Die Sache mit dem Gendern könnte man einfach halten, wie der Journalist Ralf Heimann es in einem Tweet anregte: „Vorschlag zur Güte: Die einen gendern, die anderen nicht.“ Mehr muss man dazu nicht sagen. In Behörden- und Amtsstuben könnte dies sicher zu einigem Durcheinander in öffentlichen Verlautbarungen führen. Allerdings lassen sich amtliche Dokumente sowieso nur von wenigen Menschen verstehen, ob nun mit oder ohne Genderstern. Mit dem Frühstücksei sind wir doch längst allesamt flexibler. Der eine mag’s gekocht, der andere gerührt, viele setzen aufs klassische Spiegelei. Wer anderen Frühstücksgewohnheiten frönt oder es gar gesünder mag, kommt auch lebend durch den Tag. Lockerheit und Abrüstung in Sachen Sprache täte uns allen gut. Der Wahlkampf sollte jedenfalls endlich zu den wichtigen Themen abdrehen und sich nicht an Sternchen nebst Doppelpunkten festbeißen.

Zum Thema Gendern eine Stimme, die Gehör finden sollte und keinem alten weißen Mann gehört. Die ehemalige Sängerin Edda Moser*, eine Legende unter den Sopranistinnen ihrer Zeit, sprach es deutlich aus: „Die Gender-Sprache ist Schwachsinn, eine absolute Schande.“ Letztendlich ist die Genderei eine Elite- und Oberschichtdiskussion in einer Wohlstandsregion. Wer täglich von Alltagssorgen bedrückt, eine Zahl, die stetig steigt, wer Angst um Miete/Wohnung, wer den Leuten rund um die Uhr Pakete ins Haus schuftet, dies in unterbezahlten Jobs tun muss, wer den Wohlstandsmüll der satten Bürger Tag um Tag entsorgt oder diejenigen, die im ewigen Kreislauf der Hartz 4 Welt gefangen, sie sind allesamt von der Genderei entfernt wie die Erde vom Mond.
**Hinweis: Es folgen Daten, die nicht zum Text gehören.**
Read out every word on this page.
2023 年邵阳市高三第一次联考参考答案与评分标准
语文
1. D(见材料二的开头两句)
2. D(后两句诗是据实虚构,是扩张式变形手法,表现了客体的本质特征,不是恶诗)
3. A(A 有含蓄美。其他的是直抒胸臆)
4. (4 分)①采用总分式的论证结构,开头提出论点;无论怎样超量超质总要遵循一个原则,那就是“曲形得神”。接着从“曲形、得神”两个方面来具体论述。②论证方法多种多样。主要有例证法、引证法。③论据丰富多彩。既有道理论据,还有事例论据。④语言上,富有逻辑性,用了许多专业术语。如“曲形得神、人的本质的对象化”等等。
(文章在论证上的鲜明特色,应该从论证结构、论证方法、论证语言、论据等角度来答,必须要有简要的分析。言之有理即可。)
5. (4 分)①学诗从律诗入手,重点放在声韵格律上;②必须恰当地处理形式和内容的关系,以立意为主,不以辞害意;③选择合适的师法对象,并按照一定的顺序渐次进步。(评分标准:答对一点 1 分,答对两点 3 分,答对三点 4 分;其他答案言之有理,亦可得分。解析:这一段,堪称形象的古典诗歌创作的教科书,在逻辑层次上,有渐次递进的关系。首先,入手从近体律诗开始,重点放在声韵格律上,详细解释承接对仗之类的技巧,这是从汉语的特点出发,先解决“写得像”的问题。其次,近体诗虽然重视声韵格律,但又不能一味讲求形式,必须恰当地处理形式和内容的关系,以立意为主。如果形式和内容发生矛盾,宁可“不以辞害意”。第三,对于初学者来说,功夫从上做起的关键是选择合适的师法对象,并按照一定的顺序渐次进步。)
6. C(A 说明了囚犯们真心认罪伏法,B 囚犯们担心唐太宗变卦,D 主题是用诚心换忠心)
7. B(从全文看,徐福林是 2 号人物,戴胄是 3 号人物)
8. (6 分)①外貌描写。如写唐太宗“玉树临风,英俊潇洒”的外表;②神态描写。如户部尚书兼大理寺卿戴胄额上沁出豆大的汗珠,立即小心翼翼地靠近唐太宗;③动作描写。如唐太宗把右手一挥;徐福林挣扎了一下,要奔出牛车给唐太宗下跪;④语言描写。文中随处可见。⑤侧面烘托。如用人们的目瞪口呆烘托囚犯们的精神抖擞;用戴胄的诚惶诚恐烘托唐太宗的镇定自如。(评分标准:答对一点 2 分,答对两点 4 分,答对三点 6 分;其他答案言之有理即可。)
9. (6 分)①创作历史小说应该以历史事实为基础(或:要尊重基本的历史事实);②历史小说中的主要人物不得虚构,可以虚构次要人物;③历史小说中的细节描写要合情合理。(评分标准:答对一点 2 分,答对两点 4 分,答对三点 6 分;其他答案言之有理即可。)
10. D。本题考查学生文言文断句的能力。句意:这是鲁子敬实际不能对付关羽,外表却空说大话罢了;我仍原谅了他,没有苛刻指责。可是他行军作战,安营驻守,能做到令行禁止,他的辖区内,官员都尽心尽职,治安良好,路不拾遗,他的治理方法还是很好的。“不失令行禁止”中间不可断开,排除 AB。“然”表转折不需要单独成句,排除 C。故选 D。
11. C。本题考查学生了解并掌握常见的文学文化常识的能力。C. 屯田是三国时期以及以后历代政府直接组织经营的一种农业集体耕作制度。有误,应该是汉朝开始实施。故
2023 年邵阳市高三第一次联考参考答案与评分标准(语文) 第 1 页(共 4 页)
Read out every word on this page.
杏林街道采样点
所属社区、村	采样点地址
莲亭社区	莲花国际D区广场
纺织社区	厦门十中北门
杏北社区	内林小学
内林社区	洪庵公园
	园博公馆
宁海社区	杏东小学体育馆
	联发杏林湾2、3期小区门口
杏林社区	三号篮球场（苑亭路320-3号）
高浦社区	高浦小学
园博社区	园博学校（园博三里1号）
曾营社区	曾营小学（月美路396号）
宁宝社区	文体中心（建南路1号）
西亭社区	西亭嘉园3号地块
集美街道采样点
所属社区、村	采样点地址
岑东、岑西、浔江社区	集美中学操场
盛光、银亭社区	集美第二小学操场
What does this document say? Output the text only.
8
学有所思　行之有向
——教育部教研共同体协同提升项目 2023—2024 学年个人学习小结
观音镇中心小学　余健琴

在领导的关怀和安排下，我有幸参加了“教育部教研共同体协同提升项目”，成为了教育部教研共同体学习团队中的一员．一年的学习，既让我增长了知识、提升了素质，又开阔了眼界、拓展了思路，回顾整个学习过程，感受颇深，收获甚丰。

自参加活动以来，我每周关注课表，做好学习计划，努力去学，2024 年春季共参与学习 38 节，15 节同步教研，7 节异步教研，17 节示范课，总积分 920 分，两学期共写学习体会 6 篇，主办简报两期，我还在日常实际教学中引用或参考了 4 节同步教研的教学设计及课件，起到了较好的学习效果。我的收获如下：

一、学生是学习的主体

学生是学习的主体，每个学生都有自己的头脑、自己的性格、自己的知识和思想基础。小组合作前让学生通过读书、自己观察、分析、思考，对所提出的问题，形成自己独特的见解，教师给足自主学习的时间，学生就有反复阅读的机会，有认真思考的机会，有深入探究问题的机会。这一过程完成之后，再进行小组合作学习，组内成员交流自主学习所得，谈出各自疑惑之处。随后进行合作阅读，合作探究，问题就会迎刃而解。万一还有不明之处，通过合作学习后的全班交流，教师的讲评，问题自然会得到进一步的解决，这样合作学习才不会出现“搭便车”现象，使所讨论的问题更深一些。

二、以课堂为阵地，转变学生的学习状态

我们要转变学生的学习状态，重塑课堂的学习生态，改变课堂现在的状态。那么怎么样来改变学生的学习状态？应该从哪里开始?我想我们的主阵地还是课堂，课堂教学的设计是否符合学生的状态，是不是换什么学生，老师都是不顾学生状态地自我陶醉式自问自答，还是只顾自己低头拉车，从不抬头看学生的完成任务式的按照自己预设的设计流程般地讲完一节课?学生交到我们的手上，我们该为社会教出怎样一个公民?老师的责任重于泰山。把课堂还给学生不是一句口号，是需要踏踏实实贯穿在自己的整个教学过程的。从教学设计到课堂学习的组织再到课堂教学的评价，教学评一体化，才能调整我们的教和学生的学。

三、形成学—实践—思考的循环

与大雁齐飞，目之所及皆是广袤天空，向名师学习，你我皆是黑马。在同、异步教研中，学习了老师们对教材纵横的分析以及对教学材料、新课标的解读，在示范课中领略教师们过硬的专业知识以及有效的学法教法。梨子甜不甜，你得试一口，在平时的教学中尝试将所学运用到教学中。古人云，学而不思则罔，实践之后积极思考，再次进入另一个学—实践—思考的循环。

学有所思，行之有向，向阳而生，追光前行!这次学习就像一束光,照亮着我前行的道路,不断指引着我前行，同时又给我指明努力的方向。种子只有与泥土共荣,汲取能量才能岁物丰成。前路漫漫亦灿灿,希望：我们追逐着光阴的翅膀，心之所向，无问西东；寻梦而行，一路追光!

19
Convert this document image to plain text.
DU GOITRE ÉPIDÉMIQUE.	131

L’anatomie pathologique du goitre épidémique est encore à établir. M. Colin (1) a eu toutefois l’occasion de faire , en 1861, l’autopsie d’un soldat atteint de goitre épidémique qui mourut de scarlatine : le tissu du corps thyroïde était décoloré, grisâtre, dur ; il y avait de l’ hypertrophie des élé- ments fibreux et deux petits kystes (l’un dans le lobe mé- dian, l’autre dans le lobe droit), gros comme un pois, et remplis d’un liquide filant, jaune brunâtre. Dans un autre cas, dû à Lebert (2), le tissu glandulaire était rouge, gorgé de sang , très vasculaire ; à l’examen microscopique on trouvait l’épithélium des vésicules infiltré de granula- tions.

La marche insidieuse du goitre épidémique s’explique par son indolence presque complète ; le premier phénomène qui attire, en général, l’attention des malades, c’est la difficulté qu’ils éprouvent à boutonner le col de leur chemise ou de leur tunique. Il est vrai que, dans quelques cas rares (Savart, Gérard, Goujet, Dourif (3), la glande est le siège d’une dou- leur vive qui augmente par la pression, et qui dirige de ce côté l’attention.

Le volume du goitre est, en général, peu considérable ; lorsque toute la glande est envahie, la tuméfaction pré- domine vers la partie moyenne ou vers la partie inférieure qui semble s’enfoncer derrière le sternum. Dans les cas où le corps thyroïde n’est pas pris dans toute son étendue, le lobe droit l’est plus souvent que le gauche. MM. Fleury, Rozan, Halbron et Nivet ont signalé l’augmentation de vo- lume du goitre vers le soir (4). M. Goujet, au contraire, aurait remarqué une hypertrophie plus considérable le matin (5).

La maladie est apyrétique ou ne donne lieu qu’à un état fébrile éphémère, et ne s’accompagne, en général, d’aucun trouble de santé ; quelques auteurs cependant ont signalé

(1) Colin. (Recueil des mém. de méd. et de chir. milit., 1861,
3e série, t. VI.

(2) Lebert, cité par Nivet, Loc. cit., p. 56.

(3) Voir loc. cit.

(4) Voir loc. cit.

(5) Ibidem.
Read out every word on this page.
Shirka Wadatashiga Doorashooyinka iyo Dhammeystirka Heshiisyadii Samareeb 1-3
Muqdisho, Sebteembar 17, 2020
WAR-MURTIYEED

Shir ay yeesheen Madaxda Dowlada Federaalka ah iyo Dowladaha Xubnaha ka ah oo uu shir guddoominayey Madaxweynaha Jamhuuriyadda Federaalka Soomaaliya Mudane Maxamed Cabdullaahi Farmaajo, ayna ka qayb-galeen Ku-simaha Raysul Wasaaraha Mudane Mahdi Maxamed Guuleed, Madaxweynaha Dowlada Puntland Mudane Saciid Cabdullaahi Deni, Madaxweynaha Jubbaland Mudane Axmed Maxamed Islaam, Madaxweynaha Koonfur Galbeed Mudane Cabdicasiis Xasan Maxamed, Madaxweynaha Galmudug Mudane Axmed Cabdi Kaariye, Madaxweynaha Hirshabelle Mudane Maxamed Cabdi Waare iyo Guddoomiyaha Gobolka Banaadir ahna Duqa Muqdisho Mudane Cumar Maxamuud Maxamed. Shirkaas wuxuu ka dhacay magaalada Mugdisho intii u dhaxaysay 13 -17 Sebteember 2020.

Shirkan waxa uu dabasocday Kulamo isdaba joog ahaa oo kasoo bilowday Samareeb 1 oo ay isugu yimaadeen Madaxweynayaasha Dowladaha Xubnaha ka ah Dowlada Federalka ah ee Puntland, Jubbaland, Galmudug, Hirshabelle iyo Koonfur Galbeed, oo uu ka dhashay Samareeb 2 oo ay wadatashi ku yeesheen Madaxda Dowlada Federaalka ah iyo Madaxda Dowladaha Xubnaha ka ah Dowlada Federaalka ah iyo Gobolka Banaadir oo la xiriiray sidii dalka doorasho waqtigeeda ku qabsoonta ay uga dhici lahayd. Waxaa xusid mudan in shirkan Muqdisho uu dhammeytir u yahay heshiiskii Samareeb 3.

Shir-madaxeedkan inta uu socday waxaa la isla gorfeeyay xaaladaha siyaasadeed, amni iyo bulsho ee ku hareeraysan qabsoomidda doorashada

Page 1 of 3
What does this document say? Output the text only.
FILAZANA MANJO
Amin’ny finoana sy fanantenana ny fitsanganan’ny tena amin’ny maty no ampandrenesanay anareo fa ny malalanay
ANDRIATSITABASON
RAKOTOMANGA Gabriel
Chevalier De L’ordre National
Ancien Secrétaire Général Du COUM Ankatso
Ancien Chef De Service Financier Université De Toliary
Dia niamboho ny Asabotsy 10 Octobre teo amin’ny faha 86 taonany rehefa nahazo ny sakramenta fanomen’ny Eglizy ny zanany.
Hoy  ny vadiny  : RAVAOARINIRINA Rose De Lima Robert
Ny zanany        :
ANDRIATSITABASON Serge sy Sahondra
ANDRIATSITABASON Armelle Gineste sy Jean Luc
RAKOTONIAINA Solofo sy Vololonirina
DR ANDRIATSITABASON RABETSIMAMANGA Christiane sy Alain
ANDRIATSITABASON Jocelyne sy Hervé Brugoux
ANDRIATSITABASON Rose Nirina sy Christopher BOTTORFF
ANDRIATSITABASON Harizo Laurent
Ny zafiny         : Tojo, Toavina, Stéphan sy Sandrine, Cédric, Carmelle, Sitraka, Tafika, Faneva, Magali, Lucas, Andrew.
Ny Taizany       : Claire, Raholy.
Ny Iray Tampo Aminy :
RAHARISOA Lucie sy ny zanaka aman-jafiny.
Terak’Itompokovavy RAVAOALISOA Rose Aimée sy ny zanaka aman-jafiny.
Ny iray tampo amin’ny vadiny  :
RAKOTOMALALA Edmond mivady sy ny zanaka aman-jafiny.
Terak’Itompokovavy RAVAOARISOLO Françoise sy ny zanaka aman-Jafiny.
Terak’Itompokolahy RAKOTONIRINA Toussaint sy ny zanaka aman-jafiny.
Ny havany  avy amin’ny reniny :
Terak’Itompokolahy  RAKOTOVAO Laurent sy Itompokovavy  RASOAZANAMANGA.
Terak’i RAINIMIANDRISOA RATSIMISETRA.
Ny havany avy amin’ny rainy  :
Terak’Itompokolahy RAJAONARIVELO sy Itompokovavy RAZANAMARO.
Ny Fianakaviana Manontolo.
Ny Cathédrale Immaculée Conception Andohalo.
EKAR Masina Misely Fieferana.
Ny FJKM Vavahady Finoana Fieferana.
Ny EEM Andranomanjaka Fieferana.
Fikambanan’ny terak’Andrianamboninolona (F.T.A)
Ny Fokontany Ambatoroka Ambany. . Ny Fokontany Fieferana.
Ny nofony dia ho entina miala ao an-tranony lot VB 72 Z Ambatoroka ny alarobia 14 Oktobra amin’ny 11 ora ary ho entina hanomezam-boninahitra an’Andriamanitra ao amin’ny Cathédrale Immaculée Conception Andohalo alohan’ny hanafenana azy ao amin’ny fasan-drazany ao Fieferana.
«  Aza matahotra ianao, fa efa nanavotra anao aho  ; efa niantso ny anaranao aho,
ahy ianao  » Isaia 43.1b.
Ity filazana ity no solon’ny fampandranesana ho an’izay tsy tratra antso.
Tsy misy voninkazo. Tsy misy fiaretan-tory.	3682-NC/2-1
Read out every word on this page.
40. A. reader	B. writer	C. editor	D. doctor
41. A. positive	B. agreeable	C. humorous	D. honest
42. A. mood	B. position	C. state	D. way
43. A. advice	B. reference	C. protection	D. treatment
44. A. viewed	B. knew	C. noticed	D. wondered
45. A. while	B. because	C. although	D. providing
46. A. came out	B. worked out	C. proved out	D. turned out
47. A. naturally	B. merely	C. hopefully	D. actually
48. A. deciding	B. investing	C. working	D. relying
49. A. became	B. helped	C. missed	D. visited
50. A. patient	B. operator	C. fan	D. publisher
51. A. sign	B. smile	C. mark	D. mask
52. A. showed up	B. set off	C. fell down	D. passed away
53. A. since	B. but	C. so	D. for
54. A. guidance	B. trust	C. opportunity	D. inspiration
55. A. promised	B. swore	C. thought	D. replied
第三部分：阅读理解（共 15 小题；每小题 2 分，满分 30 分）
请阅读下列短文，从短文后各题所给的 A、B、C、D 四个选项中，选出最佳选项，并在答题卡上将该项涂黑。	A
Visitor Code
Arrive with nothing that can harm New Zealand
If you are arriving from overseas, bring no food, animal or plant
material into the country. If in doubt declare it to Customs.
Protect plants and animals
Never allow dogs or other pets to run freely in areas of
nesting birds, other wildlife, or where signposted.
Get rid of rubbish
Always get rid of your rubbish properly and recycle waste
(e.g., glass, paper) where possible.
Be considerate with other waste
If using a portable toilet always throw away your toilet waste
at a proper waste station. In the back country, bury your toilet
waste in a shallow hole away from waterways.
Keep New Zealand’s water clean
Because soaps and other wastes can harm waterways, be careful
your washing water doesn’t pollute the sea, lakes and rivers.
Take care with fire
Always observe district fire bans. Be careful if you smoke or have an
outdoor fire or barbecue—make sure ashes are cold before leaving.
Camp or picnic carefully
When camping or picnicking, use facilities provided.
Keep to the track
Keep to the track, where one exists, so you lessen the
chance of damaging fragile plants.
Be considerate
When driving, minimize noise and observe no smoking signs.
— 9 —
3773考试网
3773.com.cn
Wer im Alter von seiner Rente nicht leben kann, dessen Ende in Unwürde bevorsteht, auch jenen ist die Gendersprache kein Rettungsanker. Leider hat die Eliten und Themensetzer noch nie interessiert, was die Plebejer so umtreibt. Eliten haben ihre eigenen Spiele, leben in ihrer Welt und geben den Takt vor. Nun wollen sie auch Sprache und Ton vorgeben. Vielleicht sollte dieser Mummenschanz etwas tiefer gehangen werden. Eiferer auf beiden Seiten müssen abrüsten und den Blick auf drängende Probleme richten, den aufkommenden Wahlkampf mit Themen füllen, die den Menschen gerecht werden und diese zur Wahl animieren und nicht von der Urne vertreiben.

Anmerkung

*Edda Mosers Stimme saust durchs Universum. Wer kann so etwas noch von sich behaupten. Als man der Raumsonde Voyager menschliche Gaben mit auf die Reise gab, weil diese eines Tages vielleicht auf fremdes Leben stößt, wollte man Glanzstücke der Menschheit vorführen. Dazu gehört neben Bachs Goldbergvariationen auch Mozarts schwerste Arie, die der Königin der Nacht mit ihrer „Hölle Rachen“ aus der Zauberflöte. Die Wahl fiel unter Dutzenden Einspielungen auf die famose Version von Edda Moser, die Mozart damit auch alle Ehre machte. (Was Außerirdische bei den Themen Rache und Hölle empfinden, wird sich zeigen.)